Before getting to the reasons, it should be stated that there was no pre-colonial legal tie between the two municipalities; it was a deliberate and intentional act by Andrew Haswell Green to include SI in the consolidation of 1898, an act that also added Brooklyn and Queens to the territory of NYC. (The area of today’s Bronx had joined earlier.) During the debate that surrounded the creation of “Greater New York” quite a few persons argued to exclude SI from the scheme. It was too far away and too rural, they said.
So, why did Green include it? Three primary reasons, it seems.

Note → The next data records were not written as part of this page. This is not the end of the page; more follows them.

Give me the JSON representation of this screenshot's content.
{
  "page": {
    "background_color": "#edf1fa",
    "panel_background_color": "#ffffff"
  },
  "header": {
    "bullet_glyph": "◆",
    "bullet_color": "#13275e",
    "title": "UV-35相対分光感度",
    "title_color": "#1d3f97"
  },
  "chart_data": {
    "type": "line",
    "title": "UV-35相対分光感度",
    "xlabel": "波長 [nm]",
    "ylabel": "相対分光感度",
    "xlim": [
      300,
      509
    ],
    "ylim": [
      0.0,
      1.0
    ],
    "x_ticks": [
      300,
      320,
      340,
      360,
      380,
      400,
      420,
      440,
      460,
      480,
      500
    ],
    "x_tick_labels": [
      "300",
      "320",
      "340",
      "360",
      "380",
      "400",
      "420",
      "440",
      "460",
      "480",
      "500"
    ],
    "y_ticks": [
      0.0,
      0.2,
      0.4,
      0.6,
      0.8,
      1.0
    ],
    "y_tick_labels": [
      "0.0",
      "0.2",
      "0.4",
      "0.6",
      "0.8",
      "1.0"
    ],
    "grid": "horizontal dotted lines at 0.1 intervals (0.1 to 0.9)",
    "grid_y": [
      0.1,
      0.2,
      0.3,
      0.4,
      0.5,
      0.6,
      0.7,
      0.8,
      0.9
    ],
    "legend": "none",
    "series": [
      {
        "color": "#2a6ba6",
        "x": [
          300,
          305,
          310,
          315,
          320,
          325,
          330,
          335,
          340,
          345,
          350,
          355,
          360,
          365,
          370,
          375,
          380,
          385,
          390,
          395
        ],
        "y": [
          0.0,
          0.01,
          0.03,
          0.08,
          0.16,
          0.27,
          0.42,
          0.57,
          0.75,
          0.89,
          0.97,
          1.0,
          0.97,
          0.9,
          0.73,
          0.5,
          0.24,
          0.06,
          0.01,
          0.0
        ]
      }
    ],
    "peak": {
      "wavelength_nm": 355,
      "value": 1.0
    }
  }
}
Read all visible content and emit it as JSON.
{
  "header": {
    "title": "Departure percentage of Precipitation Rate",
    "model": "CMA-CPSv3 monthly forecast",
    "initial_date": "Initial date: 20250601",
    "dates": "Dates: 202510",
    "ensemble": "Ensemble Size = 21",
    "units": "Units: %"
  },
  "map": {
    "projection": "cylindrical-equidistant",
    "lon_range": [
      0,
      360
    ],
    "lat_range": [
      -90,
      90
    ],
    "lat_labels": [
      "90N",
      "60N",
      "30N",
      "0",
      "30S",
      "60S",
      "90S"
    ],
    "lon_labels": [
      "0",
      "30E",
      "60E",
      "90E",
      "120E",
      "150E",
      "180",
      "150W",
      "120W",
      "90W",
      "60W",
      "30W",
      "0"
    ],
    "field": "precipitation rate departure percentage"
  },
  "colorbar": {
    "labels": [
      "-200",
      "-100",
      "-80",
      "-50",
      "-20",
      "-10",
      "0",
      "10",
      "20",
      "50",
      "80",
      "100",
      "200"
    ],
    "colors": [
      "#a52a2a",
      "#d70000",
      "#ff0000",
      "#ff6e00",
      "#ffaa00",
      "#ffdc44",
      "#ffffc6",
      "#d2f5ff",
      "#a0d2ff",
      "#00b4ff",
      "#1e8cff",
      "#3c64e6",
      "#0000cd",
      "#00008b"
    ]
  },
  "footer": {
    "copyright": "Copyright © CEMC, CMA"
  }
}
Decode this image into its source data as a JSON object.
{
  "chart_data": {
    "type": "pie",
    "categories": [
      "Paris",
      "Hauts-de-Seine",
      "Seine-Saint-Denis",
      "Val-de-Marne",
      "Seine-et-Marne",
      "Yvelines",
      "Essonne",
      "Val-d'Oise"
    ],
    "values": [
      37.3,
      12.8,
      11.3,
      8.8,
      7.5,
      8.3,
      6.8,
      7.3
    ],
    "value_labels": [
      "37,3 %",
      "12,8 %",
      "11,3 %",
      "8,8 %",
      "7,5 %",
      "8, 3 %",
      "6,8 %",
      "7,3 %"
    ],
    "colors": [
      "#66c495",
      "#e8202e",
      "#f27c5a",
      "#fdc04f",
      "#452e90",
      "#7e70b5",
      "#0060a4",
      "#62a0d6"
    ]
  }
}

#1. Staten Islanders Wanted In. After encountering some resistance to the idea of consolidating the entire metropolitan region into NYC, Green, the force behind the consolidation movement, proposed a non-binding referendum to feel out popular sentiment. SI was included in the vote. They voted nearly 4 to 1 in favor of joining NYC – the highest pro-consolidation vote of any voting district. (I love to tell this to today’s sucession-happy SIers!) This result is not so surprising because less-developed areas – and SI was very rural in nature – craved the infrastructure improvements that Manhattan’s tax wealth could give them.
#2. Unity of the Port. In the late 1800s (and for centuries prior) the economy of the metropolitan region was driven by the trade conducted at the Port of New York. Green and his supporters in the business community saw that the port was being mismanaged by the area’s fragmented, competing waterfront municipalities. There were port facilities on SI, and Green, who preached comprehensive urban planning since the 1860s, wanted them to be part of his vision of a centrally controlled harbor.
#3. Collateral. In the 19th century, the NYS constitution capped the amount of money a municipality could borrow (by issuing bonds) based on its assets. (It’s worth noting that Brooklyn, an independent city at the time, was fiercely torn between its autonomy and the allure of the public improvements that would come with consolidation. It had borrowed to its legal limit and could not afford the improvements it desperately needed. The unlit, unpaved, muddy streets of Brooklyn had been a joke in the popular press for decades.) Taxable land is an asset. Green knew that massive public improvements – bridges, sewers, roads, water supplies, etc. – would need to be built if Greater New York became a reality, and the real estate of SI represented collateral.
Note: I’d like to acknowledge Prof. David C. Hammack, who is generally regarded as the leading expert on the consolidation of Greater New York, for pointing out reasons #2 & 3 to me during my research. (You’d be amazed how often this very question comes up.)
See, wha’d I tell you.
Wow. As I read the thread, I wondered what kanicbird’s post referred to. Lived in NYC since 1981, I never knew this.
Live and loin
Cartooniverse
To expand on some previous posts, New York used to be significantly larger than its current size. Even leaving aside the fact that NY’s western border at one time theoretically extended through uncolonized land all the way to the Pacific, New York encompassed what is now Vermont, Nantucket Island, Martha’s Vinyard, and even parts of Maine.
Which explains why the district that encompasses Staten Island (as well as some of Brooklyn) elects the only Republican Congressman from New York City – Vito Fossella.
“Infiltrate”? This is going to be interesting. I don’t wear long hair anymore, but I’m not about to shave my goatee.
You don’t say. Most outsiders think NJ is the East Coast epicenter of mob life, thanks to the Sopranos.